1965 political philosophy book by George Grant

Lament for a Nation: The Defeat of Canadian Nationalism is a 1965 essay of political philosophy by Canadian philosopher George Grant. The essay examined the political fate of Prime Minister John Diefenbaker's Progressive Conservative government in light of its refusal to allow nuclear arms on Canadian soil and the Liberal Party's political acceptance of the warheads. The book became a bestseller and "inspired a surge of nationalist feeling" in Canada, evident in its recognition as one of The Literary Review of Canada's 100 most important Canadian books in 2005.

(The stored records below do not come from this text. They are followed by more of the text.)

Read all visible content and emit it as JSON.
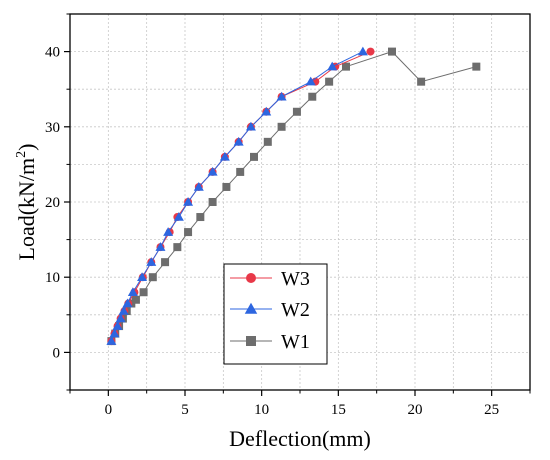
{
  "chart_data": {
    "type": "line",
    "xlabel": "Deflection(mm)",
    "ylabel_main": "Load(kN/m",
    "ylabel_sup": "2",
    "ylabel_close": ")",
    "xlim": [
      -2.5,
      27.5
    ],
    "ylim": [
      -5,
      45
    ],
    "xticks": [
      0,
      5,
      10,
      15,
      20,
      25
    ],
    "yticks": [
      0,
      10,
      20,
      30,
      40
    ],
    "x_tick_labels": [
      "0",
      "5",
      "10",
      "15",
      "20",
      "25"
    ],
    "y_tick_labels": [
      "0",
      "10",
      "20",
      "30",
      "40"
    ],
    "grid": true,
    "legend_position": "lower-center",
    "series": [
      {
        "name": "W1",
        "color": "#6d6d6d",
        "marker": "square",
        "x": [
          0.2,
          0.45,
          0.7,
          0.95,
          1.2,
          1.5,
          1.8,
          2.3,
          2.9,
          3.7,
          4.5,
          5.2,
          6.0,
          6.8,
          7.7,
          8.6,
          9.5,
          10.4,
          11.3,
          12.3,
          13.3,
          14.4,
          15.5,
          18.5,
          20.4,
          24.0
        ],
        "y": [
          1.5,
          2.5,
          3.5,
          4.5,
          5.5,
          6.5,
          7.0,
          8.0,
          10.0,
          12.0,
          14.0,
          16.0,
          18.0,
          20.0,
          22.0,
          24.0,
          26.0,
          28.0,
          30.0,
          32.0,
          34.0,
          36.0,
          38.0,
          40.0,
          36.0,
          38.0
        ]
      },
      {
        "name": "W2",
        "color": "#2d66e0",
        "marker": "triangle",
        "x": [
          0.2,
          0.4,
          0.6,
          0.8,
          1.0,
          1.25,
          1.6,
          2.2,
          2.8,
          3.4,
          3.9,
          4.6,
          5.2,
          5.9,
          6.8,
          7.6,
          8.5,
          9.3,
          10.3,
          11.3,
          13.2,
          14.6,
          16.6
        ],
        "y": [
          1.5,
          2.5,
          3.5,
          4.5,
          5.5,
          6.5,
          8.0,
          10.0,
          12.0,
          14.0,
          16.0,
          18.0,
          20.0,
          22.0,
          24.0,
          26.0,
          28.0,
          30.0,
          32.0,
          34.0,
          36.0,
          38.0,
          40.0
        ]
      },
      {
        "name": "W3",
        "color": "#e83848",
        "marker_fill": "#9c4a2c",
        "marker": "circle",
        "x": [
          0.2,
          0.4,
          0.6,
          0.8,
          1.05,
          1.3,
          1.7,
          2.25,
          2.8,
          3.4,
          4.0,
          4.5,
          5.2,
          5.9,
          6.8,
          7.6,
          8.5,
          9.3,
          10.3,
          11.3,
          13.5,
          14.8,
          17.1
        ],
        "y": [
          1.5,
          2.5,
          3.5,
          4.5,
          5.5,
          6.5,
          8.0,
          10.0,
          12.0,
          14.0,
          16.0,
          18.0,
          20.0,
          22.0,
          24.0,
          26.0,
          28.0,
          30.0,
          32.0,
          34.0,
          36.0,
          38.0,
          40.0
        ]
      }
    ],
    "legend_order": [
      "W3",
      "W2",
      "W1"
    ]
  }
}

Although grounded in the particular examination of Diefenbaker's fate in the 1963 federal election, the analysis transcended Canadian politics, studying Canadian and US national foundations, Conservatism in the UK and North America, Canada's dual nature as a French and English nation, the fate of Western Enlightenment, and the philosophical analysis of citizenship in modern democracies.

== Content ==
According to Grant, Diefenbaker's position against the Bomarc was defeated by the Central Canadian establishment, who conspired with the Liberal Party to bring down Diefenbaker and diminish Canadian sovereignty. This was his lament; he felt there was an emerging Americanization of Canadians and Canadian culture due to the inability of Canadians to live outside of the hegemony of American liberal capitalism – and the technology that emanates from that system. He saw a trend occurring in Canada from one of nationalism to continentalism.

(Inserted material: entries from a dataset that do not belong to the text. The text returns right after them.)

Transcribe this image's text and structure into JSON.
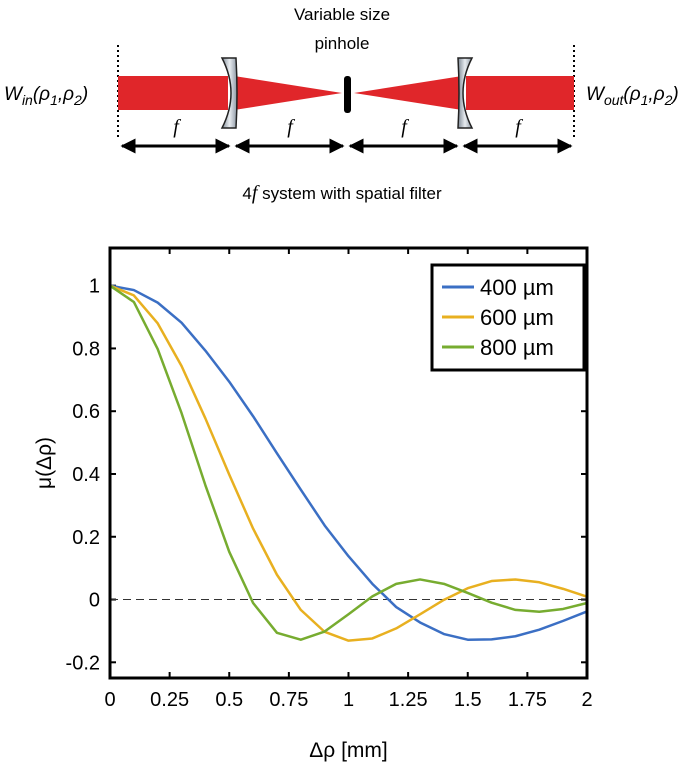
{
  "diagram": {
    "pinhole_label": [
      "Variable size",
      "pinhole"
    ],
    "input_label": [
      "W",
      "in",
      "(ρ",
      "1",
      ",ρ",
      "2",
      ")"
    ],
    "output_label": [
      "W",
      "out",
      "(ρ",
      "1",
      ",ρ",
      "2",
      ")"
    ],
    "focal_labels": [
      "f",
      "f",
      "f",
      "f"
    ],
    "caption": [
      "4",
      "f",
      " system with spatial filter"
    ]
  },
  "chart_data": {
    "type": "line",
    "xlabel": "Δρ [mm]",
    "ylabel": "μ(Δρ)",
    "x": [
      0,
      0.1,
      0.2,
      0.3,
      0.4,
      0.5,
      0.6,
      0.7,
      0.8,
      0.9,
      1.0,
      1.1,
      1.2,
      1.3,
      1.4,
      1.5,
      1.6,
      1.7,
      1.8,
      1.9,
      2.0
    ],
    "series": [
      {
        "name": "400 µm",
        "color": "#3b6fc4",
        "values": [
          1,
          0.986,
          0.946,
          0.882,
          0.793,
          0.694,
          0.584,
          0.466,
          0.35,
          0.236,
          0.138,
          0.05,
          -0.024,
          -0.073,
          -0.11,
          -0.128,
          -0.127,
          -0.117,
          -0.096,
          -0.068,
          -0.038
        ]
      },
      {
        "name": "600 µm",
        "color": "#e8b020",
        "values": [
          1,
          0.969,
          0.88,
          0.744,
          0.577,
          0.398,
          0.226,
          0.079,
          -0.033,
          -0.103,
          -0.131,
          -0.124,
          -0.092,
          -0.047,
          -0.001,
          0.036,
          0.059,
          0.064,
          0.055,
          0.034,
          0.009
        ]
      },
      {
        "name": "800 µm",
        "color": "#77ac30",
        "values": [
          1,
          0.948,
          0.798,
          0.594,
          0.364,
          0.152,
          -0.011,
          -0.106,
          -0.128,
          -0.102,
          -0.047,
          0.01,
          0.05,
          0.064,
          0.05,
          0.021,
          -0.01,
          -0.033,
          -0.039,
          -0.03,
          -0.011
        ]
      }
    ],
    "xlim": [
      0,
      2
    ],
    "xticks": [
      0,
      0.25,
      0.5,
      0.75,
      1,
      1.25,
      1.5,
      1.75,
      2
    ],
    "ylim": [
      -0.25,
      1.12
    ],
    "yticks": [
      -0.2,
      0,
      0.2,
      0.4,
      0.6,
      0.8,
      1
    ],
    "reference_line": 0,
    "legend": "upper right"
  }
}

Grant suggested that the absorption of Canada into the United States was due in part to the idea of human progress as an inevitable force of a homogenizing nature, which occurs through the power of government, corporations, and technology. He notes that the idea of progress is often associated with improvement, that it is assumed that evolution will always be a positive change. He asserts that necessity and good are not the same thing and in his conclusion he ponders the good that can result from the erasure of boundaries between the two countries, such as increased access to material goods and more significantly the freedom offered by liberalism. Grant also argued that the media was used to enforce power structures rather than to convey factual data following the practice of empire.

Grant follows Diefenbaker's rise and fall noting that when his 1957 victory was due to his support by local businessmen who were threatened by large corporations, ironically, his later defeat would be due to the same reason, large corporations were offended by his opposition and concern with the people.

== Critical reception ==

Described as one of the seminal works of Canadian political thought, it discusses the influence of the United States via liberalism and technology on Canada – which Grant argued was traditionally a less liberal and more traditionally conservative entity and culture. Grant argued that Canada was doomed as a nation as was illustrated by the 1963 Bomarc Missile Program crisis. He predicted the end of Canadian nationalism, which for Grant meant a small-town, populist conception of Canada as a British North American alternative to American capitalism and empire, and a move towards continentalism.

In 1970, five years after the book was published, Grant admits it was written out of anger more than anything, yet also was a nostalgic reminiscence of the former uniqueness of Canada, because "Canada was once a nation with meaning and purpose".

In 2007, Michael Byers wrote a counter-argument entitled Intent for a Nation: What is Canada For?.

In 2015 Michael Enright stated that the book had "a profound impact on Canadian intellectual history".